Ronald D. Stewart, MD, founding medical director of the Los Angeles County paramedic program, discusses how his interest in EMS evolved after meeting two paramedics in a crowded ED in the 1970s.


 

As part of EMS Magazine's 10th Anniversary Celebrations, Ronald D. Stewart, MD, founding medical director of the Los Angeles County paramedic program and, at that time, assistant professor of medicine, anesthesiology and critical care medicine at the University of Pittsburgh, PA, described his first encounter with a paramedic during a crazy night in the ED at USC Medical Center, which was to change his career forever. This essay is reprinted from the Jan/Feb 1982 issue.

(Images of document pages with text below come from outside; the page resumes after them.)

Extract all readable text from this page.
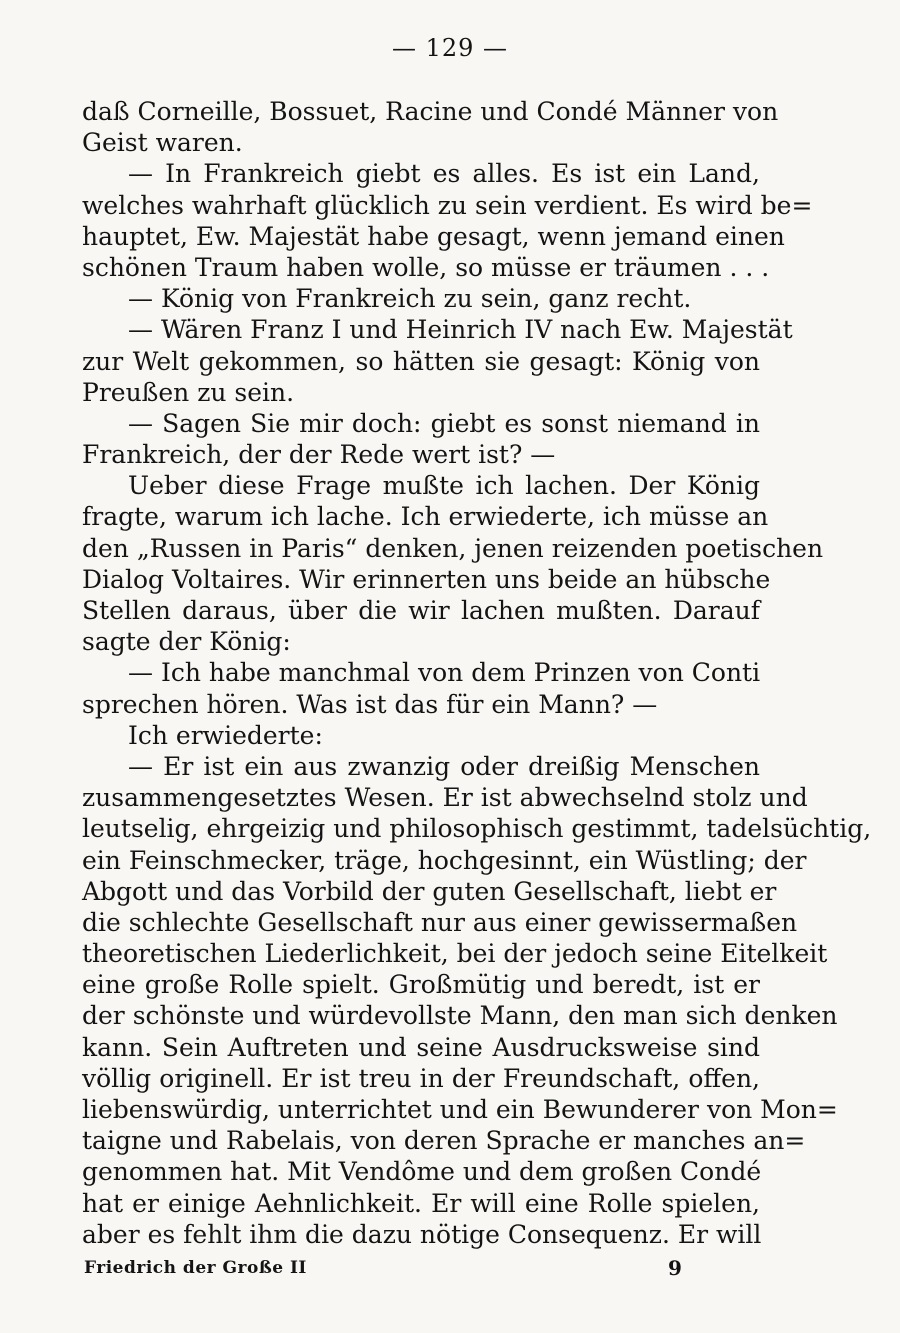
— 129 —
daß Corneille, Bossuet, Racine und Condé Männer von
Geist waren.
— In Frankreich giebt es alles. Es ist ein Land,
welches wahrhaft glücklich zu sein verdient. Es wird be=
hauptet, Ew. Majestät habe gesagt, wenn jemand einen
schönen Traum haben wolle, so müsse er träumen . . .
— König von Frankreich zu sein, ganz recht.
— Wären Franz I und Heinrich IV nach Ew. Majestät
zur Welt gekommen, so hätten sie gesagt: König von
Preußen zu sein.
— Sagen Sie mir doch: giebt es sonst niemand in
Frankreich, der der Rede wert ist? —
Ueber diese Frage mußte ich lachen. Der König
fragte, warum ich lache. Ich erwiederte, ich müsse an
den „Russen in Paris“ denken, jenen reizenden poetischen
Dialog Voltaires. Wir erinnerten uns beide an hübsche
Stellen daraus, über die wir lachen mußten. Darauf
sagte der König:
— Ich habe manchmal von dem Prinzen von Conti
sprechen hören. Was ist das für ein Mann? —
Ich erwiederte:
— Er ist ein aus zwanzig oder dreißig Menschen
zusammengesetztes Wesen. Er ist abwechselnd stolz und
leutselig, ehrgeizig und philosophisch gestimmt, tadelsüchtig,
ein Feinschmecker, träge, hochgesinnt, ein Wüstling; der
Abgott und das Vorbild der guten Gesellschaft, liebt er
die schlechte Gesellschaft nur aus einer gewissermaßen
theoretischen Liederlichkeit, bei der jedoch seine Eitelkeit
eine große Rolle spielt. Großmütig und beredt, ist er
der schönste und würdevollste Mann, den man sich denken
kann. Sein Auftreten und seine Ausdrucksweise sind
völlig originell. Er ist treu in der Freundschaft, offen,
liebenswürdig, unterrichtet und ein Bewunderer von Mon=
taigne und Rabelais, von deren Sprache er manches an=
genommen hat. Mit Vendôme und dem großen Condé
hat er einige Aehnlichkeit. Er will eine Rolle spielen,
aber es fehlt ihm die dazu nötige Consequenz. Er will
Friedrich der Große II	9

It was a far cry from a Nova Scotian fishing village. From the cold winds that swept across the north Atlantic ice and chilled every one of us to the very bone, I had fled in 1972 to the Santa Ana winds of Southern California to take up a Residency in Emergency Medicine in the newly created Department at the University of Los Angeles. Packing all my worldly possessions in a Volvo station wagon, I drove across the continent, across cultural borders and--almost as though through time--arrived in the megalopolis of L.A. with not a small dose of fear and trembling. As one of two physicians covering the northern coast of Nova Scotia I had served for two years as doctor, counselor, dentist, physician-to-sick-mariners, village vet, county coroner and church organist. Our outpost hospital of 13 beds, described as "quaint" by most tourists who happened by, had set a record of 1,000 patients that year in the Emergency "Room." I had chosen to train in a hospital, LAC/USC Medical Center, which saw the same number--in one day!

During my mostly happy stay in the Nova Scotia Highlands, we were pressed to set up what amounted to a rural EMS system. Many of our patients had to be referred out to a regional hospital 130 miles over twisting, snow-choked roads in winter and along a frequently fogbound coast in summer. House calls were part of the fare; 30-40 miles to visit a family was expected of us, and at any hour of the day or night. It was clear we needed an ambulance service, and we developed a relatively progressive one with the capability of rapid response, cardiac monitoring during transport, and lay first aid and BLS training. Our very efficient system of locating the doctor was by means of a cooperative telephone operator and several elderly ladies at key windows along our crank-phone single-line telephone system.

Similar progressive steps in developing a modern EMS system were taking place a world and era away--in Los Angeles. Little did I know at the time that these worlds would meet, and I would be in the middle of the crash.

I began at USC as a junior resident in the Emergency Medicine Department of Los Angeles County/USC Medical Center--the largest general hospital in the world and famous as the General Hospital of the TV soaps. We called it "the trenches," and it was precisely that. Critically ill patients--"red blankets," as we called them--would roll in one after another on a busy night with problems I had only read about in medical journals and texts in the North country--overdose, stabbings ("cuttings" in street lingo), gunshot wounds, beatings, freeway accidents and a multitude of the destitute, poor and losers of the world.

We were having a particularly bad Saturday night one weekend, with more than our share of "knife-and-gun-club" victims. Our staff was on edge, overworked and tired. The critical care area was crowded; nurses, doctors, aides, physicians' assistants and others were all clamoring to keep up with a seizing patient here, a young girl with PCP on board there, a gunshot victim with M.A.S.T. in place, and a young man with too many "reds" who needed a nasotracheal intubation before going up to ICU. In the midst of this organized chaos, two clean-cut young men stood somewhat apart from the rest of us haggard excuses for humanity. They appeared pretty cool under the pressure of it all, and not a part of the regular staff: they looked too "neat" and untouched by it all.